Posted by: admin April 23, 2020 Leave a comment

Questions:

I am trying to scrape an ‘.xlsx’ file from the Tax Foundation website. Sadly I keep receiving an error message that reads: Excel cannot open the file '2017-FF-For-Website-7-10-2017.xlsx because the file format or file extension is not valid. verify that the file has not been corrupted and that the file extension matches the format of the file. I did some research and it says the way to fix this is to change the file extension to ‘.xls’ instead of ‘.xlsx’. Can anyone help?

from bs4 import BeautifulSoup
import urllib.request
import os

url = urllib.request.urlopen("https://taxfoundation.org/facts-figures-2017/")

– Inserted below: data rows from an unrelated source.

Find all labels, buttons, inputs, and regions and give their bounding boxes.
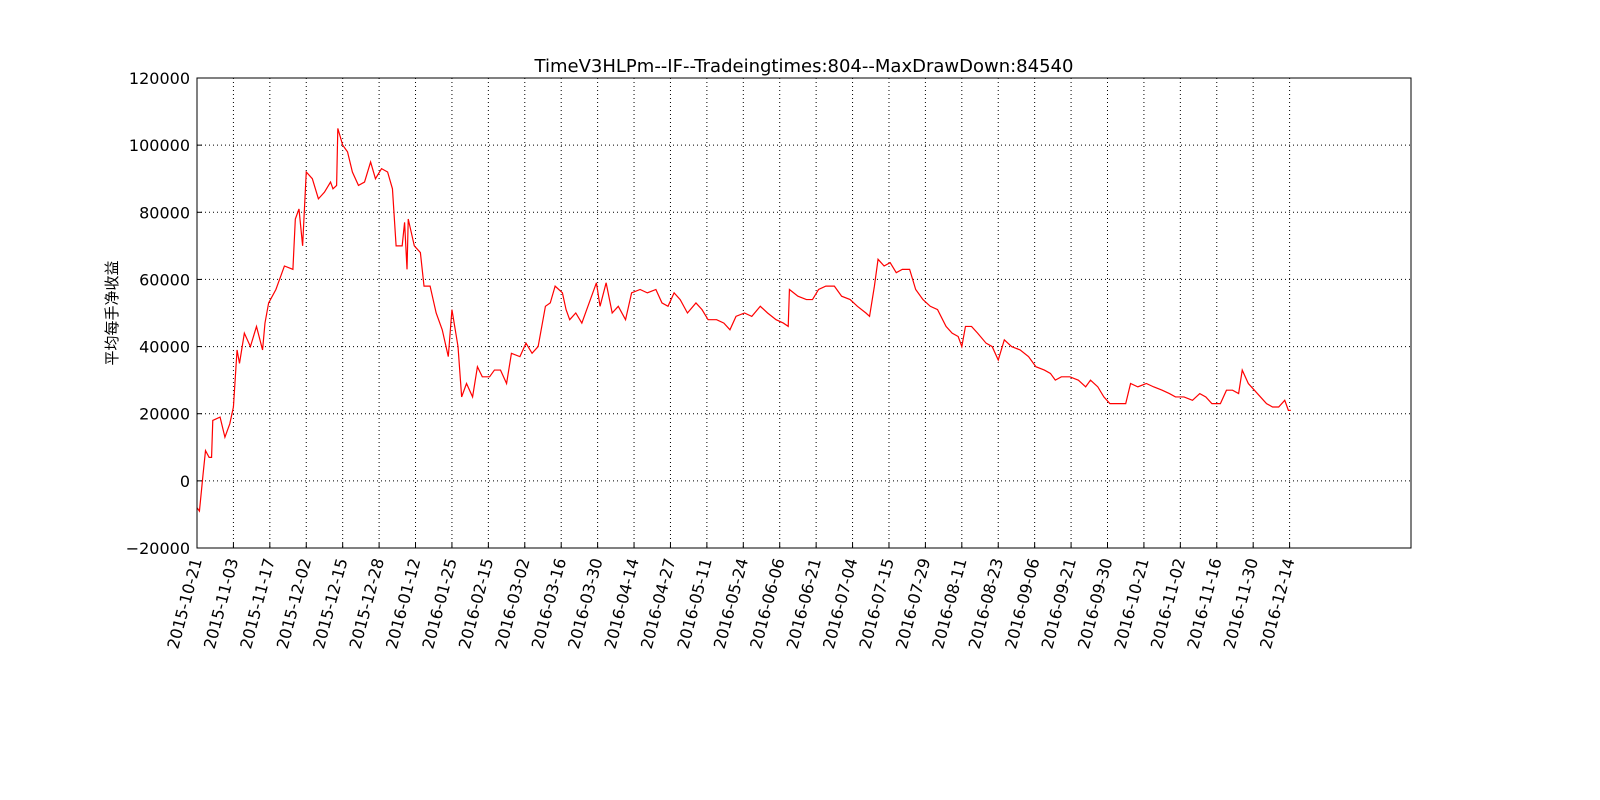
chart-title: TimeV3HLPm--IF--Tradeingtimes:804--MaxDr… (534, 56, 1074, 77)
y-axis-label: 平均每手净收益 (103, 260, 121, 365)
y-tick-label: 40000 (139, 338, 190, 357)
y-tick-label: 80000 (139, 203, 190, 222)
y-tick-label: 0 (180, 472, 190, 491)
y-tick-label: 60000 (139, 270, 190, 289)
y-tick-label: −20000 (126, 539, 190, 558)
y-tick-label: 100000 (129, 136, 190, 155)
plot-frame (196, 77, 1412, 549)
y-tick-label: 120000 (129, 69, 190, 88)
data-line (196, 128, 1291, 513)
y-tick-label: 20000 (139, 405, 190, 424)
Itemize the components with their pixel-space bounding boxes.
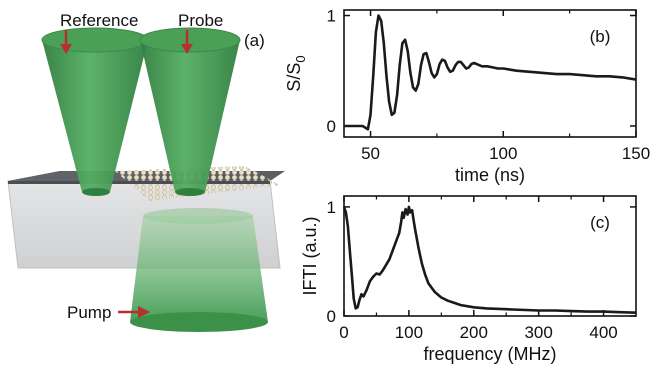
x-tick-label: 150 <box>622 144 650 163</box>
panel-label: (b) <box>590 27 611 46</box>
x-tick-label: 100 <box>489 144 517 163</box>
x-tick-label: 0 <box>339 323 348 342</box>
y-tick-label: 1 <box>327 198 336 217</box>
panel-label: (c) <box>590 213 610 232</box>
probe-label: Probe <box>178 11 223 30</box>
x-tick-label: 50 <box>361 144 380 163</box>
data-series-line <box>342 205 637 314</box>
plot-frame <box>343 195 637 317</box>
panel-a-label: (a) <box>244 31 265 50</box>
x-tick-label: 300 <box>524 323 552 342</box>
spectrum-chart: 0 100 200 300 400 0 1 frequency (MHz) IFTI (a.u.… <box>300 195 637 364</box>
reference-label: Reference <box>60 11 138 30</box>
y-axis-label: IFTI (a.u.) <box>300 216 320 295</box>
data-series-line <box>344 14 637 131</box>
schematic-panel: Reference Probe Pump (a) <box>7 11 285 332</box>
x-tick-label: 200 <box>460 323 488 342</box>
y-axis-label-main: S/S <box>284 63 304 92</box>
y-axis-label: S/S0 <box>284 55 308 91</box>
pump-beam <box>130 208 268 332</box>
pump-arrow <box>118 306 150 318</box>
probe-beam <box>139 27 241 196</box>
plot-frame <box>343 9 637 138</box>
x-tick-label: 100 <box>395 323 423 342</box>
y-tick-label: 1 <box>327 7 336 26</box>
x-axis-label: frequency (MHz) <box>423 344 556 364</box>
x-tick-label: 400 <box>589 323 617 342</box>
substrate-edge <box>8 181 270 184</box>
x-axis-label: time (ns) <box>455 165 525 185</box>
y-axis-label-subscript: 0 <box>293 55 308 62</box>
y-tick-label: 0 <box>327 117 336 136</box>
reference-arrow <box>60 30 72 54</box>
y-tick-label: 0 <box>327 307 336 326</box>
probe-arrow <box>181 30 193 54</box>
pump-label: Pump <box>67 303 111 322</box>
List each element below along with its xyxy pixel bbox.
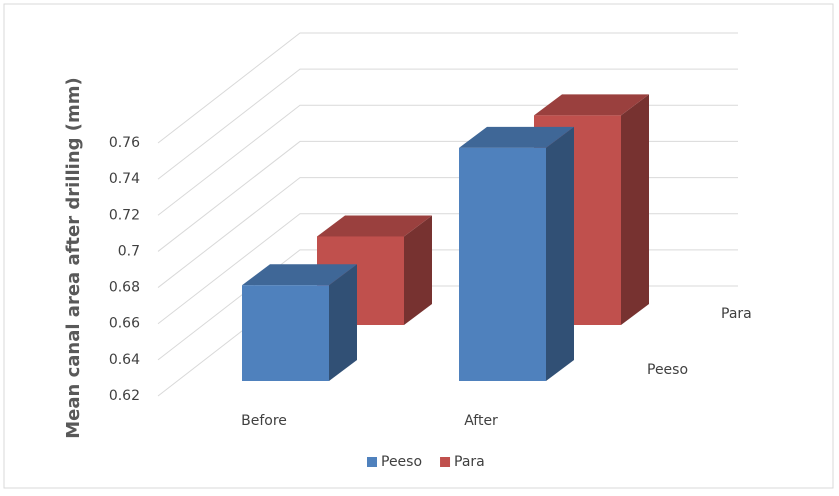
y-tick-label: 0.68 bbox=[109, 280, 140, 296]
depth-label: Peeso bbox=[647, 362, 688, 378]
bar-side bbox=[621, 94, 649, 325]
bar-top bbox=[459, 126, 574, 148]
bar-side bbox=[329, 264, 357, 381]
bar bbox=[242, 285, 329, 381]
y-tick-label: 0.72 bbox=[109, 207, 140, 223]
y-tick-label: 0.74 bbox=[109, 171, 140, 187]
bar-top bbox=[242, 264, 357, 286]
legend-label: Peeso bbox=[381, 454, 422, 470]
bar bbox=[459, 147, 546, 381]
x-tick-label: Before bbox=[241, 413, 287, 429]
legend-swatch bbox=[440, 457, 451, 467]
legend-label: Para bbox=[454, 454, 485, 470]
bar-side bbox=[546, 126, 574, 381]
y-axis-title: Mean canal area after drilling (mm) bbox=[63, 77, 84, 439]
x-tick-label: After bbox=[464, 413, 498, 429]
y-tick-label: 0.7 bbox=[118, 243, 140, 259]
bar-top bbox=[534, 94, 649, 116]
grid-line bbox=[157, 68, 738, 180]
y-tick-label: 0.76 bbox=[109, 135, 140, 151]
y-tick-label: 0.62 bbox=[109, 388, 140, 404]
depth-label: Para bbox=[721, 306, 752, 322]
y-tick-label: 0.66 bbox=[109, 316, 140, 332]
legend-swatch bbox=[367, 457, 377, 467]
bar-top bbox=[317, 215, 432, 237]
grid-line bbox=[157, 32, 738, 144]
bar-side bbox=[404, 215, 432, 325]
y-tick-label: 0.64 bbox=[109, 352, 140, 368]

soup = BeautifulSoup(url, from_encoding=url.info().get_param('charset'))

FHFA = os.chdir('C:/US_Census/Directory')

seen = set()
for link in soup.find_all('a', href=True):
    href = link.get('href')
    if not any(href.endswith(x) for x in ['.xlsx']):
        continue

    file = href.split('/')[-1]
    filename = file.rsplit('.', 1)[0]
    if filename not in seen:  # only retrieve file if it has not been seen before
        seen.add(filename)  # add the file to the set
        url = urllib.request.urlretrieve('https://taxfoundation.org/' + href, file)
    print(filename)

print(' ')
print("All files successfully downloaded.")

P.S. I know you can download the file, but I am web scraping it to automate a specific process.

How to&Answers:

Your problem was with your url = urllib.request.urlretrieve('https://taxfoundation.org/' + href, file) line. If you go to the website and hover over the Excel download button, you’ll see there is a much longer link, https://files.taxfoundation.org/20170710170238/2017-FF-For-Website-7-10-2017.xlsx (notice the 2017....238?). So you were never correctly downloading the Excel file. Here’s the correct line to do so:

url = urllib.request.urlretrieve(href, file)

Everything else was working correctly.